Asking for guys in actual grizzly country with several years to compare. Guys that have bears on gut piles at the shot compared to this year and so forth...

Appreciate the information from actual real folks!!
 
I would think since they hibernate, the affect would be less.I spring bear hunt a bit.In a couple of the places I normally see sign, I did.Walk right in on fresh tracks one day, kinda wishing I had my 338,was also in wolf to almost everywhere I went. I do know in one region the elk got hammered as they where pushed down by snow . I counted 16 gut piles on way to camp off a county road
 
I don't live in grizzly country but live in black bear country in the UP of Michigan only seen it happen 2 twice in over 50 years where we had a very-very bad winter and bears died in there dens....only reason I found them was the stink in the warm spring brake up never been in the wood and you smelled death....
Other than the smell you would have never known !
 
I don't live in grizzly country but live in black bear country in the UP of Michigan only seen it happen 2 twice in over 50 years where we had a very-very bad winter and bears died in there dens....only reason I found them was the stink in the warm spring brake up never been in the wood and you smelled death....
Other than the smell you would have never known !
After living in the UP for about 15 years, from Escanaba (the so called banana belt) to Houghton I would hazard a guess that the heavy snowfall due to lake effect in a few areas may make winter kill of bears worse. Houghton winters can exceed 300 inches of snow and that may keep the bears in hibernation longer given its insulating effect, the den would not see warmer temps or longer days underneath that much snow.

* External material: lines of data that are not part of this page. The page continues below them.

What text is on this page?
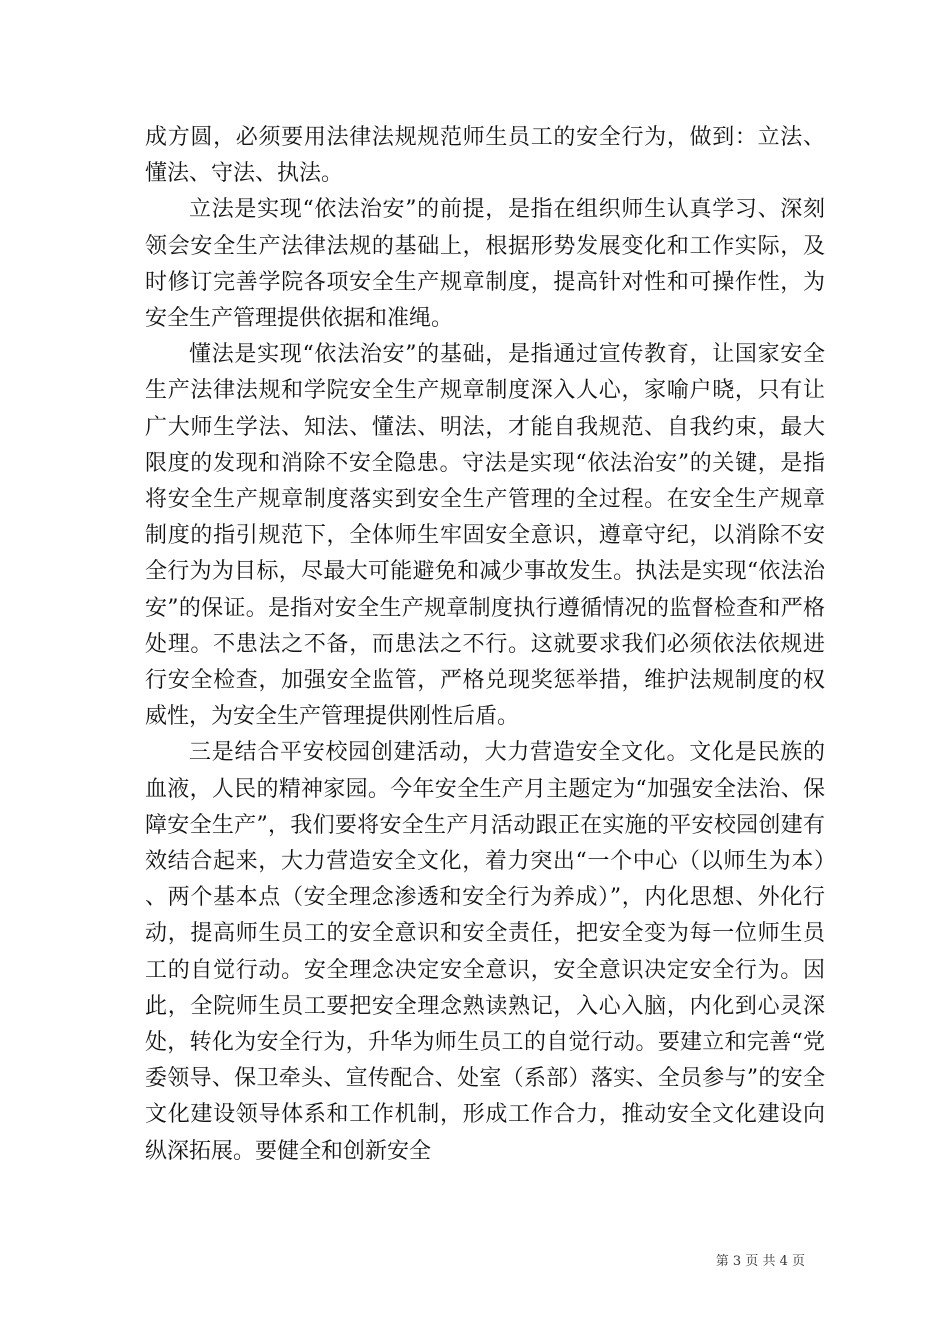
成方圆，必须要用法律法规规范师生员工的安全行为，做到：立法、懂法、守法、执法。

立法是实现“依法治安”的前提，是指在组织师生认真学习、深刻领会安全生产法律法规的基础上，根据形势发展变化和工作实际，及时修订完善学院各项安全生产规章制度，提高针对性和可操作性，为安全生产管理提供依据和准绳。

懂法是实现“依法治安”的基础，是指通过宣传教育，让国家安全生产法律法规和学院安全生产规章制度深入人心，家喻户晓，只有让广大师生学法、知法、懂法、明法，才能自我规范、自我约束，最大限度的发现和消除不安全隐患。守法是实现“依法治安”的关键，是指将安全生产规章制度落实到安全生产管理的全过程。在安全生产规章制度的指引规范下，全体师生牢固安全意识，遵章守纪，以消除不安全行为为目标，尽最大可能避免和减少事故发生。执法是实现“依法治安”的保证。是指对安全生产规章制度执行遵循情况的监督检查和严格处理。不患法之不备，而患法之不行。这就要求我们必须依法依规进行安全检查，加强安全监管，严格兑现奖惩举措，维护法规制度的权威性，为安全生产管理提供刚性后盾。

三是结合平安校园创建活动，大力营造安全文化。文化是民族的血液，人民的精神家园。今年安全生产月主题定为“加强安全法治、保障安全生产”，我们要将安全生产月活动跟正在实施的平安校园创建有效结合起来，大力营造安全文化，着力突出“一个中心（以师生为本）、两个基本点（安全理念渗透和安全行为养成）”，内化思想、外化行动，提高师生员工的安全意识和安全责任，把安全变为每一位师生员工的自觉行动。安全理念决定安全意识，安全意识决定安全行为。因此，全院师生员工要把安全理念熟读熟记，入心入脑，内化到心灵深处，转化为安全行为，升华为师生员工的自觉行动。要建立和完善“党委领导、保卫牵头、宣传配合、处室（系部）落实、全员参与”的安全文化建设领导体系和工作机制，形成工作合力，推动安全文化建设向纵深拓展。要健全和创新安全

第 3 页 共 4 页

Just my thoughts with no data to support the idea.

wade
 
I lived in the Alaskan interior, in and around North Pole from 90-96. We had 12 feet of snow and the bears did fine, both black and grizzly. I now live in NW Montana, I haven't seen or heard of a bear die off because of last year..in fact, the grizzlies are being seen further east then in a long long time. Elk and deer took a hard hit due to the weather, predation and vehicles though
 
Fn bears were everywhere this fall, we spent all of the last 3 weeks of Sept and first week of October all over the road system of alaksa. We spent a couple days just about everywhere and floated a lot of drainage by packraft. I've no idea the actual numbers but we never went a day without bears.

Didn't see much of any game animals, Moose or two. But man there were bears everywhere. Lots of mild winters stacked up, eventually we get to many and a bunch starve and it resets.
 
Fn bears were everywhere this fall, we spent all of the last 3 weeks of Sept and first week of October all over the road system of alaksa. We spent a couple days just about everywhere and floated a lot of drainage by packraft. I've no idea the actual numbers but we never went a day without bears.

Didn't see much of any game animals, Moose or two. But man there were bears everywhere. Lots of mild winters stacked up, eventually we get to many and a bunch starve and it resets.
As.long as the berry crop holds, you have bears. A early fall and late.spring bring them into town and they start breaking into cabins, I haven't seen a big die off before. Interesting.
 
Have heard of no such reports here in N Central Wyo- 90 miles from the Yellowstone Park boundary. Hunting this fall saw just as much grizzly bear sign as usual- and a couple bears, which is typical. If anything, the winter loss on big game gave the bears plenty to eat when they came out of hibernation.